IS20 - Complexity reduction of large-scale parametric problems: domain decomposition, reduced order models and machine learning
M. Giacomini , G. Stabile and M. Discacciati
Coupled problems such as fluid-structure interaction, thermo-mechanics, thermo-fluids,
electro-magneto-mechanics and aerodynamic noise are ubiquitous in engineering
applications and they require complex interdisciplinary modelling skills. The numerical
discretisation of these problems, e.g. via finite element or finite volume methods, leads
to large systems of (non)linear equations for which monolithic solvers struggle to provide
solutions in a reasonable computing time.
This issue becomes especially critical when multiple queries of the same problem need to
be solved for different configurations of the system (e.g. geometry of the domain, material
parameters, …). This is the case of many sensitivity and parametric studies performed on
a daily basis by engineers and scientists in the framework of optimal control and
optimisation, inverse analysis, data assimilation and uncertainty quantification.

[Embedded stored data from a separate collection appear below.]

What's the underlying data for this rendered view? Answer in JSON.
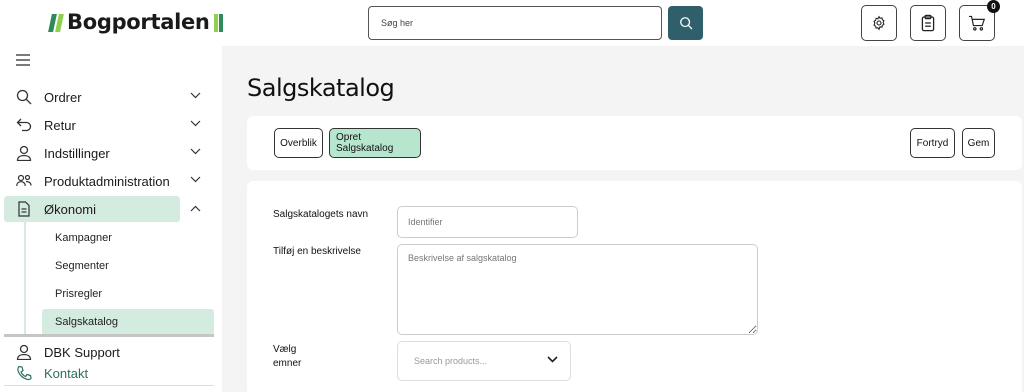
{
  "header": {
    "logo_text": "Bogportalen",
    "search_placeholder": "Søg her",
    "cart_count": "0"
  },
  "sidebar": {
    "items": [
      {
        "label": "Ordrer",
        "icon": "search-icon"
      },
      {
        "label": "Retur",
        "icon": "return-arrow-icon"
      },
      {
        "label": "Indstillinger",
        "icon": "user-icon"
      },
      {
        "label": "Produktadministration",
        "icon": "users-group-icon"
      },
      {
        "label": "Økonomi",
        "icon": "document-icon"
      }
    ],
    "sub_items": [
      "Kampagner",
      "Segmenter",
      "Prisregler",
      "Salgskatalog"
    ],
    "footer_items": [
      {
        "label": "DBK Support",
        "icon": "user-icon"
      },
      {
        "label": "Kontakt",
        "icon": "phone-icon"
      }
    ]
  },
  "main": {
    "title": "Salgskatalog",
    "toolbar": {
      "overview_label": "Overblik",
      "create_label": "Opret Salgskatalog",
      "cancel_label": "Fortryd",
      "save_label": "Gem"
    },
    "form": {
      "name_label": "Salgskatalogets navn",
      "name_placeholder": "Identifier",
      "description_label": "Tilføj en beskrivelse",
      "description_placeholder": "Beskrivelse af salgskatalog",
      "select_label_1": "Vælg",
      "select_label_2": "emner",
      "select_placeholder": "Search products..."
    }
  },
  "colors": {
    "accent_dark": "#2f5f6b",
    "active_bg": "#d3ecdf",
    "primary_button": "#b7e6cf",
    "logo_green": "#2e8b57",
    "logo_lime": "#8fd14f"
  }
}
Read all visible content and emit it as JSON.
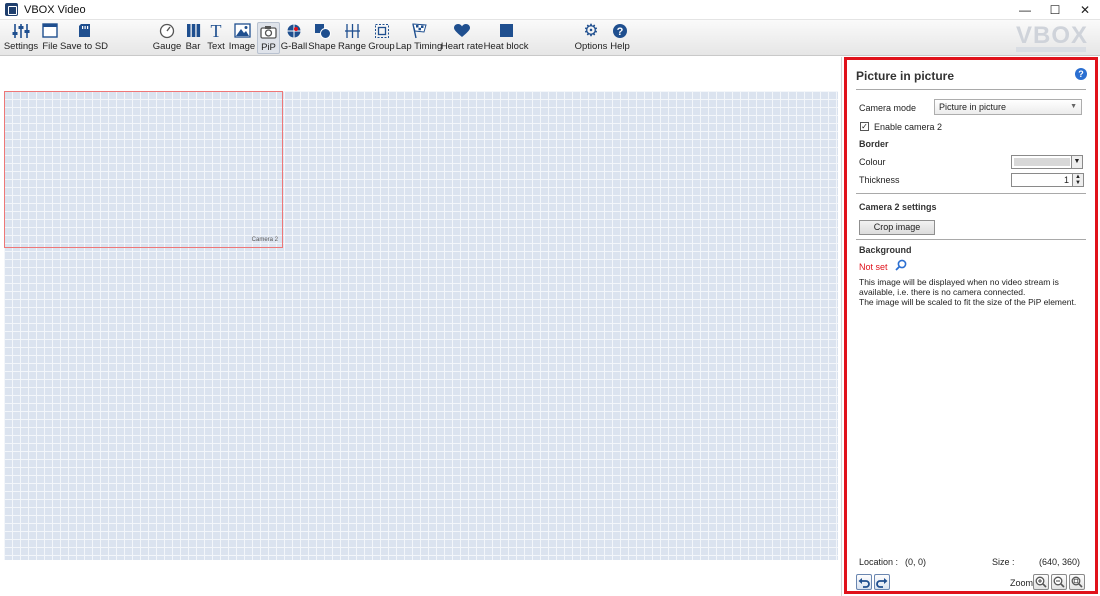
{
  "window": {
    "title": "VBOX Video"
  },
  "toolbar": {
    "items": [
      {
        "label": "Settings"
      },
      {
        "label": "File"
      },
      {
        "label": "Save to SD"
      },
      {
        "label": "Gauge"
      },
      {
        "label": "Bar"
      },
      {
        "label": "Text"
      },
      {
        "label": "Image"
      },
      {
        "label": "PiP"
      },
      {
        "label": "G-Ball"
      },
      {
        "label": "Shape"
      },
      {
        "label": "Range"
      },
      {
        "label": "Group"
      },
      {
        "label": "Lap Timing"
      },
      {
        "label": "Heart rate"
      },
      {
        "label": "Heat block"
      },
      {
        "label": "Options"
      },
      {
        "label": "Help"
      }
    ],
    "logo": "VBOX"
  },
  "canvas": {
    "pip_label": "Camera 2"
  },
  "panel": {
    "title": "Picture in picture",
    "camera_mode_label": "Camera mode",
    "camera_mode_value": "Picture in picture",
    "enable_camera2_label": "Enable camera 2",
    "enable_camera2_checked": true,
    "border_label": "Border",
    "colour_label": "Colour",
    "thickness_label": "Thickness",
    "thickness_value": "1",
    "camera2_settings_label": "Camera 2 settings",
    "crop_button": "Crop image",
    "background_label": "Background",
    "background_value": "Not set",
    "desc_line1": "This image will be displayed when no video stream is available, i.e. there is no camera connected.",
    "desc_line2": "The image will be scaled to fit the size of the PiP element.",
    "location_label": "Location :",
    "location_value": "(0, 0)",
    "size_label": "Size :",
    "size_value": "(640, 360)",
    "zoom_label": "Zoom"
  },
  "colors": {
    "accent": "#2b6fd1",
    "highlight": "#e0121b"
  }
}
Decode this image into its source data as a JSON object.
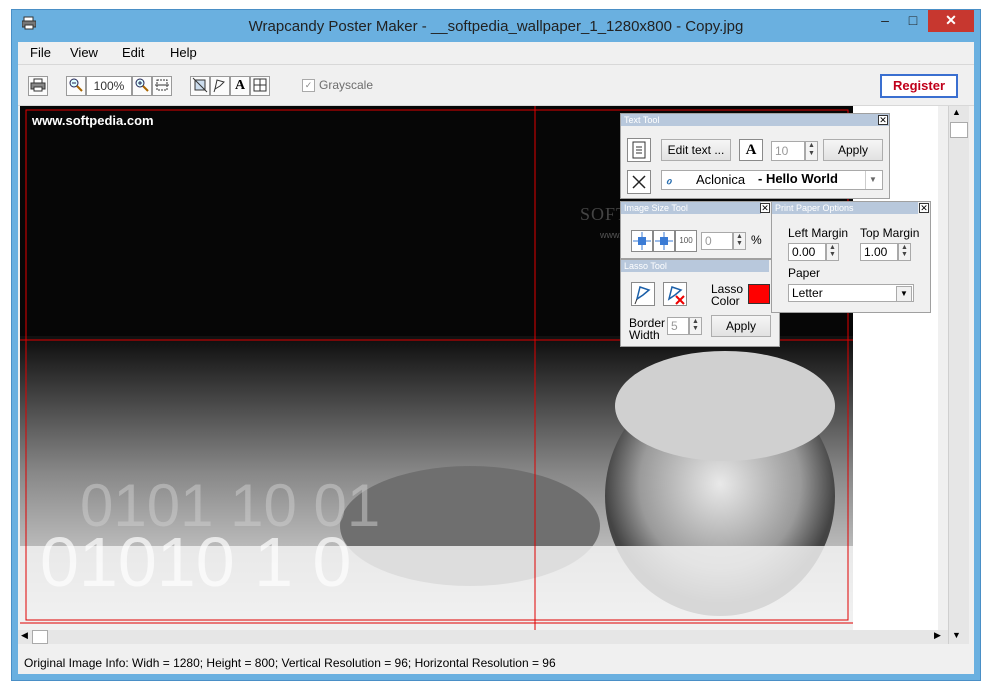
{
  "window": {
    "title": "Wrapcandy Poster Maker - __softpedia_wallpaper_1_1280x800 - Copy.jpg"
  },
  "menu": [
    "File",
    "View",
    "Edit",
    "Help"
  ],
  "toolbar": {
    "zoom": "100%",
    "grayscale_label": "Grayscale",
    "register_label": "Register"
  },
  "canvas": {
    "watermark_text": "www.softpedia.com",
    "center_text": "SOFTPEDIA",
    "center_sub": "www.softpedia.com"
  },
  "text_tool": {
    "title": "Text Tool",
    "edit_label": "Edit text ...",
    "font_size": "10",
    "apply_label": "Apply",
    "font_name": "Aclonica",
    "sample_text": "- Hello World"
  },
  "image_size_tool": {
    "title": "Image Size Tool",
    "percent_value": "0",
    "percent_sign": "%",
    "hundred": "100"
  },
  "lasso_tool": {
    "title": "Lasso Tool",
    "lasso_color_label_1": "Lasso",
    "lasso_color_label_2": "Color",
    "lasso_color": "#ff0000",
    "border_label_1": "Border",
    "border_label_2": "Width",
    "border_width": "5",
    "apply_label": "Apply"
  },
  "print_options": {
    "title": "Print Paper Options",
    "left_margin_label": "Left Margin",
    "left_margin": "0.00",
    "top_margin_label": "Top Margin",
    "top_margin": "1.00",
    "paper_label": "Paper",
    "paper_value": "Letter"
  },
  "status": {
    "text": "Original Image Info:    Widh = 1280; Height = 800; Vertical Resolution = 96; Horizontal Resolution = 96"
  },
  "colors": {
    "accent": "#c0001a",
    "grid_line": "#e00000",
    "title_bar": "#6ab0e0"
  }
}
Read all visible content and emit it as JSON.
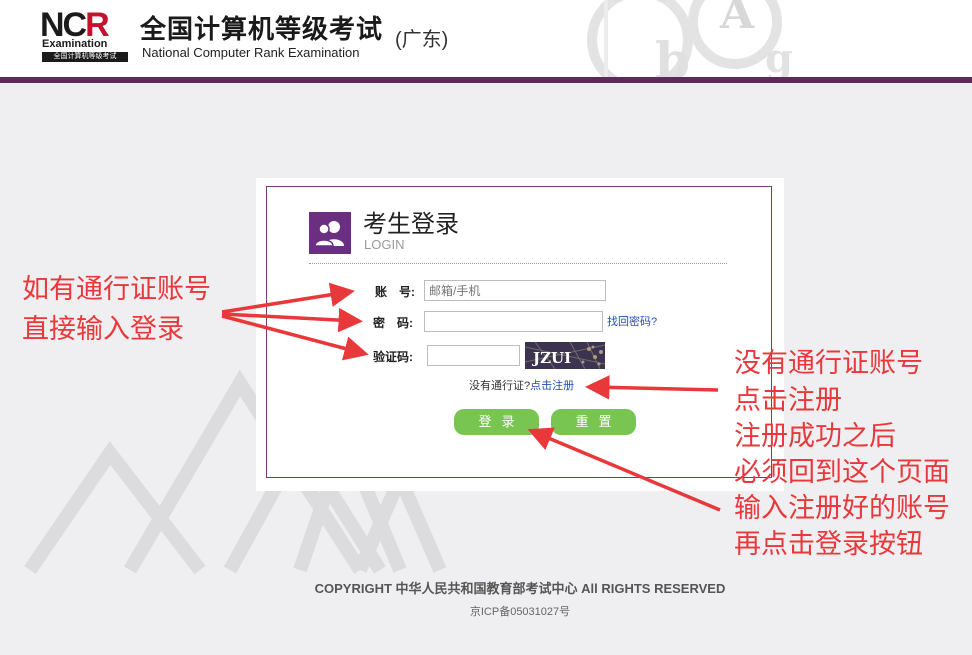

This session aims to gather contributions on the most recent advances in domain
decomposition, partitioned iterative solvers, preconditioning, reduced order models,
scientific machine learning and physics-informed deep learning to address the current
challenge of solving large-scale parametric problems arising from the discretisation of
(possibly coupled) high-dimensional partial differential equations.
Contributions on emerging techniques in physics-based surrogate and data-assisted
models bridging the above topics towards the construction of hybrid models and digital
twins of large-scale industrial problems are particularly welcome.